Find a closed form for the value of the infinite product $(1-0.5^2)(1-0.5^3)(1-0.5^4)...$
I know it converges. At first I thought it was the Euler–Mascheroni constant, but it's only accurate to about 3 sig fig. I haven't been able to to solve it yet.
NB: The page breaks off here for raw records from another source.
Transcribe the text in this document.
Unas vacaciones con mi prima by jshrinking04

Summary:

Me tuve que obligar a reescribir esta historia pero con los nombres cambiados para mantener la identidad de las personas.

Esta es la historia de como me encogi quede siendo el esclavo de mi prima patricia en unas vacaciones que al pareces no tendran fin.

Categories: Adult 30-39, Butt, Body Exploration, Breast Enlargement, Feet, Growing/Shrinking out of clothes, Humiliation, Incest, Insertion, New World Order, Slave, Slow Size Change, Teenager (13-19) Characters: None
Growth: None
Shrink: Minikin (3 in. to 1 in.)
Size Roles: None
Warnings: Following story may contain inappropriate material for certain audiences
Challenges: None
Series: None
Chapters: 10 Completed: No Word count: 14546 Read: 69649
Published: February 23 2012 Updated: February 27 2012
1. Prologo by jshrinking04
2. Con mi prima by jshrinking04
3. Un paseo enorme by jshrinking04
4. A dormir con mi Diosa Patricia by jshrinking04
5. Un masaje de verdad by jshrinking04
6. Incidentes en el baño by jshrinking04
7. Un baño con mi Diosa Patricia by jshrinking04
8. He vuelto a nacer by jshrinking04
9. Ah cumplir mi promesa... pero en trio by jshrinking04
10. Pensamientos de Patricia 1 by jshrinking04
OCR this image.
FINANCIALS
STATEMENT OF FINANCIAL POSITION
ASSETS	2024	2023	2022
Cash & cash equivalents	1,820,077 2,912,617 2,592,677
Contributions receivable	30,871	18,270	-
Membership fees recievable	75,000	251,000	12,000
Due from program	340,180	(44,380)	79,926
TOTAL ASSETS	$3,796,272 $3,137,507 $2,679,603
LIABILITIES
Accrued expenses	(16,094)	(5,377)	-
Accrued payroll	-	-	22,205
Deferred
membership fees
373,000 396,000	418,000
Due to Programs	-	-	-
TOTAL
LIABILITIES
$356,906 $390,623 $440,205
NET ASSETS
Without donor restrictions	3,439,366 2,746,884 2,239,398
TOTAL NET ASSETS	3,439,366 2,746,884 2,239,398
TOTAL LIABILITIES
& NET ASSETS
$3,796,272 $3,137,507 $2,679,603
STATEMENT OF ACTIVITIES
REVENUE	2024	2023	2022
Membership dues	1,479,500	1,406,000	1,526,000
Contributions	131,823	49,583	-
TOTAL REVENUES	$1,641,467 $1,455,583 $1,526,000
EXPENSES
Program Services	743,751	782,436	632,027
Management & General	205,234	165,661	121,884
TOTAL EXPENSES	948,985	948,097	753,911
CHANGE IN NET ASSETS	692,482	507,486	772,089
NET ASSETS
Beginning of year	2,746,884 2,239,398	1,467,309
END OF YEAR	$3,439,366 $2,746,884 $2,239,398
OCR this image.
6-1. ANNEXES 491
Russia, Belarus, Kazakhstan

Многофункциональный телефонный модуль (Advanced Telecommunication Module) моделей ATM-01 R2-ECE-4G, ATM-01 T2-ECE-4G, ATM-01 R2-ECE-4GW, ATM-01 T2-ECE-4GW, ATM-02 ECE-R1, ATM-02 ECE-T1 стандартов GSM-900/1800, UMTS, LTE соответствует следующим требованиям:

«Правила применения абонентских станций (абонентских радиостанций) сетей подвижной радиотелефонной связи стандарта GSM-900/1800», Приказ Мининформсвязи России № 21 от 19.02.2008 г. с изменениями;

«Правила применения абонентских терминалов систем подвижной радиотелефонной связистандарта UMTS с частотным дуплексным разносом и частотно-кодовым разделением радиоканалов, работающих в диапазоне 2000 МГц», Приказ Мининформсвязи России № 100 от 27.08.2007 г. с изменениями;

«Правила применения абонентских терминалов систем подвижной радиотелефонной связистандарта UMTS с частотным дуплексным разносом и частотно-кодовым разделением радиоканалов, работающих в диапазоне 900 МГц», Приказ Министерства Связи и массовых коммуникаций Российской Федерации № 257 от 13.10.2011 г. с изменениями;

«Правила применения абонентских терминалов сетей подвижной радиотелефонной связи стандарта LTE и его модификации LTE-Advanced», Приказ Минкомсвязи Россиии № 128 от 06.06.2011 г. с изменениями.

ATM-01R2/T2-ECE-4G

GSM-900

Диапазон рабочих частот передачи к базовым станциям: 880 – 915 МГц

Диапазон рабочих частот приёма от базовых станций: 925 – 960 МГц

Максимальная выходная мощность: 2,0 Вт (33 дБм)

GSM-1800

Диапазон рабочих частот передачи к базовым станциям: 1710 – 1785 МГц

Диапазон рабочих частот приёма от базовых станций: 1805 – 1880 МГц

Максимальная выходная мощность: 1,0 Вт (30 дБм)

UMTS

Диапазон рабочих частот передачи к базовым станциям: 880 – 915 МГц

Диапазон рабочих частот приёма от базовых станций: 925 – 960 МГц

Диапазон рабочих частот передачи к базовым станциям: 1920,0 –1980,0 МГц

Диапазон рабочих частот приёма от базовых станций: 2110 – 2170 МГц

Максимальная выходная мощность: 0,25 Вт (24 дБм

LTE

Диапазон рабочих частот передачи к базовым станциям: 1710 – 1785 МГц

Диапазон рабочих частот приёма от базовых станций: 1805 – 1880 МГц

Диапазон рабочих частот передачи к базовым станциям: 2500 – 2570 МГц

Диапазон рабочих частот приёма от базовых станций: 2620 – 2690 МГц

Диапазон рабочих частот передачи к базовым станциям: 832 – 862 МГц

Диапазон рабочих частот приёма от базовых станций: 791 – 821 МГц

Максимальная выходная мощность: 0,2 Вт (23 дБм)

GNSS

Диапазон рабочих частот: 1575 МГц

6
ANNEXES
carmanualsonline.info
$$A_n=\prod_{i=2}^n(1-(\frac{1}{2})^{k})=2 \left(\frac{1}{2};\frac{1}{2}\right)_n$$ where appears the Pochhammer symbol. For $$A_{\infty}=\prod_{i=2}^{\infty}(1-(\frac{1}{2})^{k})=2 \left(\frac{1}{2};\frac{1}{2}\right)_{\infty }\approx 0.5775761901732048425577994$$ while $$\gamma \approx 0.5772156649015328606065121$$ If now, you use what fixedp suggested and consider the sum of the logarithms and expand each of them as a Taylor series, you should find for the first terms $$\log(A_{\infty})=-x^2-x^3-\frac{3 x^4}{2}-x^5-\frac{11 x^6}{6}-x^7-\frac{7 x^8}{4}-\frac{4 x^9}{3}-\frac{17 x^{10}}{10}-x^{11}-\frac{9 x^{12}}{4}-x^{13}-\frac{23 x^{14}}{14}-\frac{23 x^{15}}{15}-\frac{15 x^{16}}{8}-x^{17}-\frac{19 x^{18}}{9}-x^{19}-\frac{41 x^{20}}{20}+O\left(x^{21}\right)$$ in which you need to replace $x$ by $\frac{1}{2}$; this gives you $$\log(A_{\infty}) \approx -\frac{145045531}{264241152}$$ $$A_{\infty}\approx 0.5775770170415330689637466$$
Adding more terms leads quite quickly to the value.